Parmi les soldats qui ont réussi à sortir, mercredi, certains ont raconté être partis à pied dans la nuit, passant à travers les champs et les bois pour éviter les positions séparatistes. D'autres ont grimpé à bord de camions et de véhicules blindés et foncé sur la route étroite et gelée, sous un pilonnage intensif d'artillerie. Plusieurs ne sont jamais arrivés. Debalstevo est passée sous le contrôle des séparatistes prorusses.
La ville, 25 000 habitants en temps de paix, constituait une position stratégique pour l'état-major ukrainien. Nœud ferroviaire, elle forme un saillant dans le territoire rebelle, et coupe la route directe entre Donetsk et Louhansk, les " capitales " séparatistes. Elle est aussi un verrou pour le nord et une éventuelle reconquête des anciens fiefs rebelles de Slaviansk et Kramatorsk. Son encerclement était devenu évident depuis plusieurs jours, malgré les dénégations du président Porochenko.

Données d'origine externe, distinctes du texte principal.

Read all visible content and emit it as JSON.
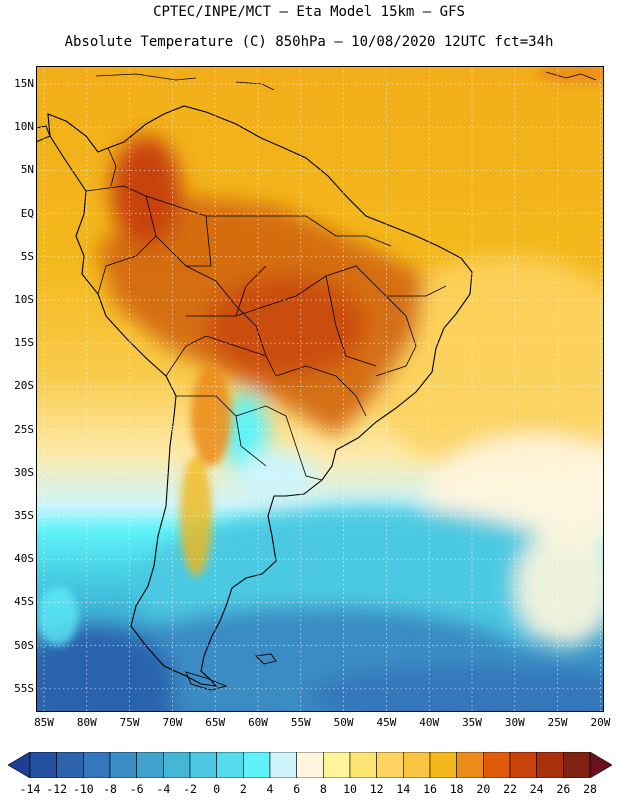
{
  "title": {
    "line1": "CPTEC/INPE/MCT –  Eta Model 15km – GFS",
    "line2": "Absolute Temperature (C) 850hPa – 10/08/2020 12UTC fct=34h"
  },
  "map": {
    "lat_labels": [
      "15N",
      "10N",
      "5N",
      "EQ",
      "5S",
      "10S",
      "15S",
      "20S",
      "25S",
      "30S",
      "35S",
      "40S",
      "45S",
      "50S",
      "55S"
    ],
    "lon_labels": [
      "85W",
      "80W",
      "75W",
      "70W",
      "65W",
      "60W",
      "55W",
      "50W",
      "45W",
      "40W",
      "35W",
      "30W",
      "25W",
      "20W"
    ]
  },
  "colorbar": {
    "labels": [
      "-14",
      "-12",
      "-10",
      "-8",
      "-6",
      "-4",
      "-2",
      "0",
      "2",
      "4",
      "6",
      "8",
      "10",
      "12",
      "14",
      "16",
      "18",
      "20",
      "22",
      "24",
      "26",
      "28"
    ],
    "colors": [
      "#1e3f91",
      "#24519f",
      "#2b63ad",
      "#3477bb",
      "#3a8cc4",
      "#3ea2cc",
      "#44b6d6",
      "#4bc9e2",
      "#55dbeb",
      "#5ff2f8",
      "#cdf5fb",
      "#fff6dd",
      "#fef59a",
      "#fee472",
      "#fdd460",
      "#f9c543",
      "#f3b81b",
      "#eb8b19",
      "#df5a0b",
      "#c84209",
      "#a8310b",
      "#7f2312",
      "#6a101e"
    ]
  },
  "palette": {
    "ocean_warm": "#f2ae1a",
    "land_hot": "#d2650e",
    "cold_water": "#44c8e0",
    "cold_deep": "#2f78ba",
    "coast": "#000000",
    "grid": "#ffffff"
  }
}
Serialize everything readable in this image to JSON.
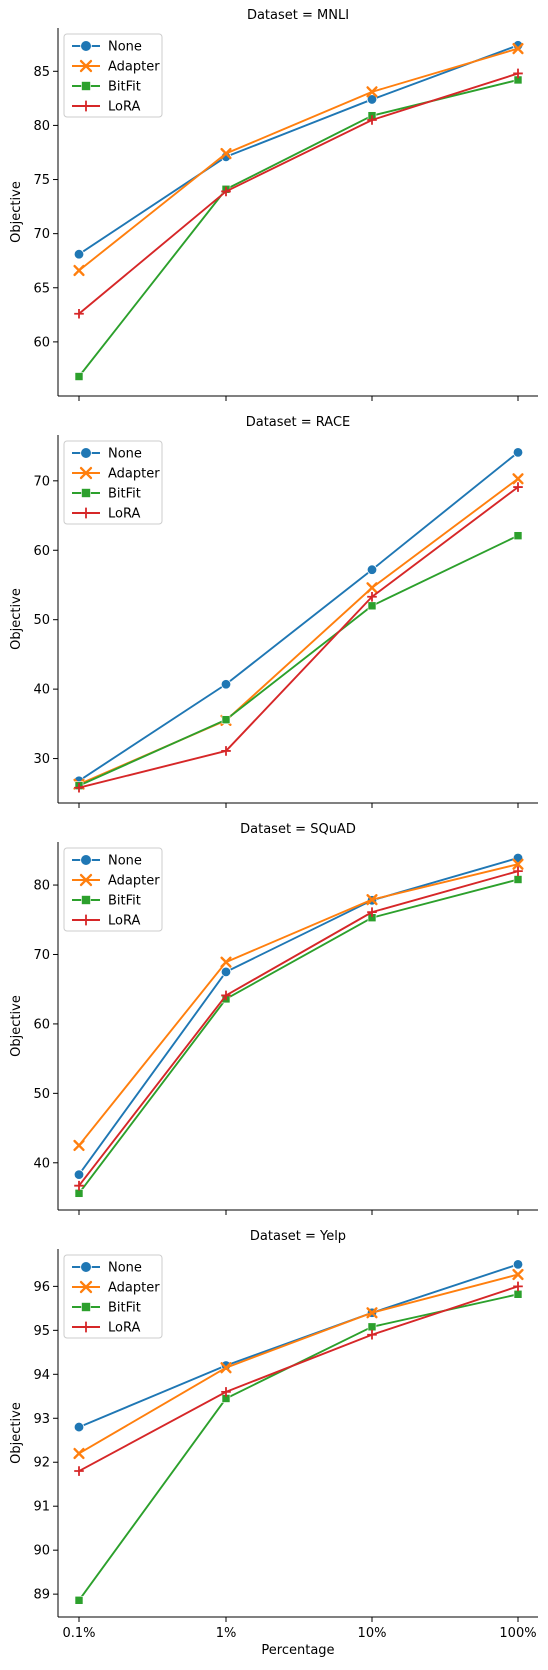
{
  "colors": {
    "None": "#1f77b4",
    "Adapter": "#ff7f0e",
    "BitFit": "#2ca02c",
    "LoRA": "#d62728"
  },
  "chart_data": [
    {
      "type": "line",
      "title": "Dataset = MNLI",
      "xlabel": "",
      "ylabel": "Objective",
      "categories": [
        "0.1%",
        "1%",
        "10%",
        "100%"
      ],
      "ylim": [
        55.0,
        89.0
      ],
      "yticks": [
        60,
        65,
        70,
        75,
        80,
        85
      ],
      "grid": false,
      "legend": "top-left",
      "series": [
        {
          "name": "None",
          "values": [
            68.1,
            77.1,
            82.4,
            87.4
          ]
        },
        {
          "name": "Adapter",
          "values": [
            66.6,
            77.4,
            83.1,
            87.1
          ]
        },
        {
          "name": "BitFit",
          "values": [
            56.8,
            74.1,
            80.9,
            84.2
          ]
        },
        {
          "name": "LoRA",
          "values": [
            62.6,
            73.9,
            80.5,
            84.8
          ]
        }
      ]
    },
    {
      "type": "line",
      "title": "Dataset = RACE",
      "xlabel": "",
      "ylabel": "Objective",
      "categories": [
        "0.1%",
        "1%",
        "10%",
        "100%"
      ],
      "ylim": [
        23.6,
        76.6
      ],
      "yticks": [
        30,
        40,
        50,
        60,
        70
      ],
      "grid": false,
      "legend": "top-left",
      "series": [
        {
          "name": "None",
          "values": [
            26.8,
            40.7,
            57.2,
            74.1
          ]
        },
        {
          "name": "Adapter",
          "values": [
            26.3,
            35.5,
            54.6,
            70.3
          ]
        },
        {
          "name": "BitFit",
          "values": [
            26.1,
            35.6,
            52.0,
            62.1
          ]
        },
        {
          "name": "LoRA",
          "values": [
            25.8,
            31.1,
            53.3,
            69.1
          ]
        }
      ]
    },
    {
      "type": "line",
      "title": "Dataset = SQuAD",
      "xlabel": "",
      "ylabel": "Objective",
      "categories": [
        "0.1%",
        "1%",
        "10%",
        "100%"
      ],
      "ylim": [
        33.2,
        86.2
      ],
      "yticks": [
        40,
        50,
        60,
        70,
        80
      ],
      "grid": false,
      "legend": "top-left",
      "series": [
        {
          "name": "None",
          "values": [
            38.3,
            67.5,
            77.8,
            83.9
          ]
        },
        {
          "name": "Adapter",
          "values": [
            42.5,
            68.9,
            77.9,
            83.0
          ]
        },
        {
          "name": "BitFit",
          "values": [
            35.6,
            63.6,
            75.3,
            80.8
          ]
        },
        {
          "name": "LoRA",
          "values": [
            36.7,
            64.1,
            76.1,
            82.0
          ]
        }
      ]
    },
    {
      "type": "line",
      "title": "Dataset = Yelp",
      "xlabel": "Percentage",
      "ylabel": "Objective",
      "categories": [
        "0.1%",
        "1%",
        "10%",
        "100%"
      ],
      "ylim": [
        88.48,
        96.85
      ],
      "yticks": [
        89,
        90,
        91,
        92,
        93,
        94,
        95,
        96
      ],
      "grid": false,
      "legend": "top-left",
      "series": [
        {
          "name": "None",
          "values": [
            92.8,
            94.2,
            95.4,
            96.5
          ]
        },
        {
          "name": "Adapter",
          "values": [
            92.2,
            94.15,
            95.4,
            96.27
          ]
        },
        {
          "name": "BitFit",
          "values": [
            88.86,
            93.45,
            95.08,
            95.82
          ]
        },
        {
          "name": "LoRA",
          "values": [
            91.8,
            93.6,
            94.9,
            96.0
          ]
        }
      ]
    }
  ]
}
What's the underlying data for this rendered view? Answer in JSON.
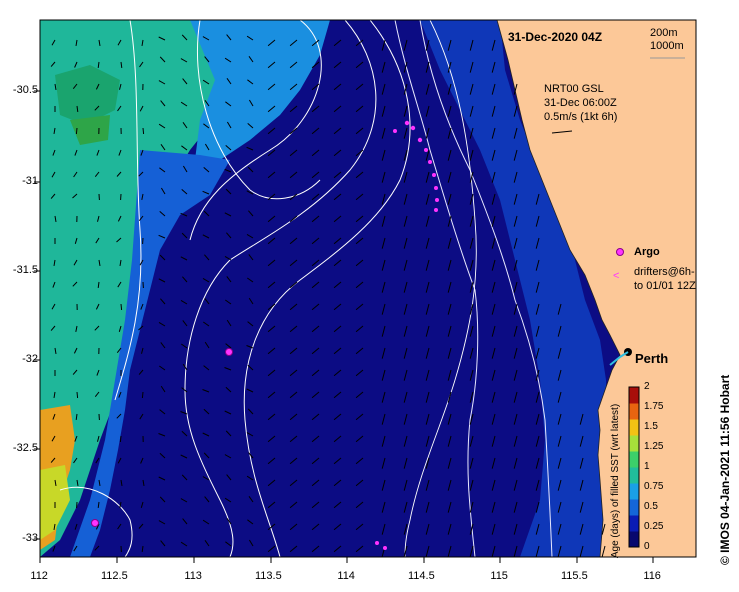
{
  "title": "31-Dec-2020 04Z",
  "isobath_legend": [
    "200m",
    "1000m"
  ],
  "current_info": [
    "NRT00 GSL",
    "31-Dec 06:00Z",
    "0.5m/s (1kt 6h)"
  ],
  "legend": {
    "argo": "Argo",
    "drifters": [
      "drifters@6h-",
      "to 01/01 12Z"
    ]
  },
  "city": "Perth",
  "colorbar": {
    "title": "Age (days) of filled SST (wrt latest)",
    "ticks": [
      "2",
      "1.75",
      "1.5",
      "1.25",
      "1",
      "0.75",
      "0.5",
      "0.25",
      "0"
    ],
    "colors": [
      "#08086e",
      "#0a1cb4",
      "#1466d8",
      "#1aa0e6",
      "#21bd9b",
      "#3ccf6a",
      "#a6e03a",
      "#f2c214",
      "#e86410",
      "#a80e0a"
    ]
  },
  "credit": "© IMOS 04-Jan-2021 11:56 Hobart",
  "axes": {
    "lon_ticks": [
      "112",
      "112.5",
      "113",
      "113.5",
      "114",
      "114.5",
      "115",
      "115.5",
      "116"
    ],
    "lat_ticks": [
      "-30.5",
      "-31",
      "-31.5",
      "-32",
      "-32.5",
      "-33"
    ]
  },
  "map": {
    "lon_range": [
      112,
      116.3
    ],
    "lat_range": [
      -30.1,
      -33.1
    ],
    "land_color": "#fcc898",
    "argo_color": "#ff33ff",
    "argo_floats": [
      [
        113.25,
        -31.95
      ],
      [
        112.35,
        -32.95
      ]
    ],
    "perth": [
      115.86,
      -31.95
    ]
  }
}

Mercredi, en préambule à une réunion du Conseil de sécurité nationale et de défense, le dirigeant ukrainien a annoncé que son pays demanderait l'envoi d'une mission d'interposition policière de l'Union européenne. Ce serait " la meilleure option - … - pour garantir la sécurité, dans une situation où le cessez-le-feu n'est respecté ni par la Russie, ni par ceux qui la soutiennent ", a-t-il affirmé. Annoncé à Paris comme à Moscou, le nouvel échange téléphonique prévu dans la soirée entre les quatre parrains des accords de Minsk, Vladimir Poutine, Petro Porochenko, François Hollande et Angela Merkel, a été repoussé au lendemain matin, jeudi.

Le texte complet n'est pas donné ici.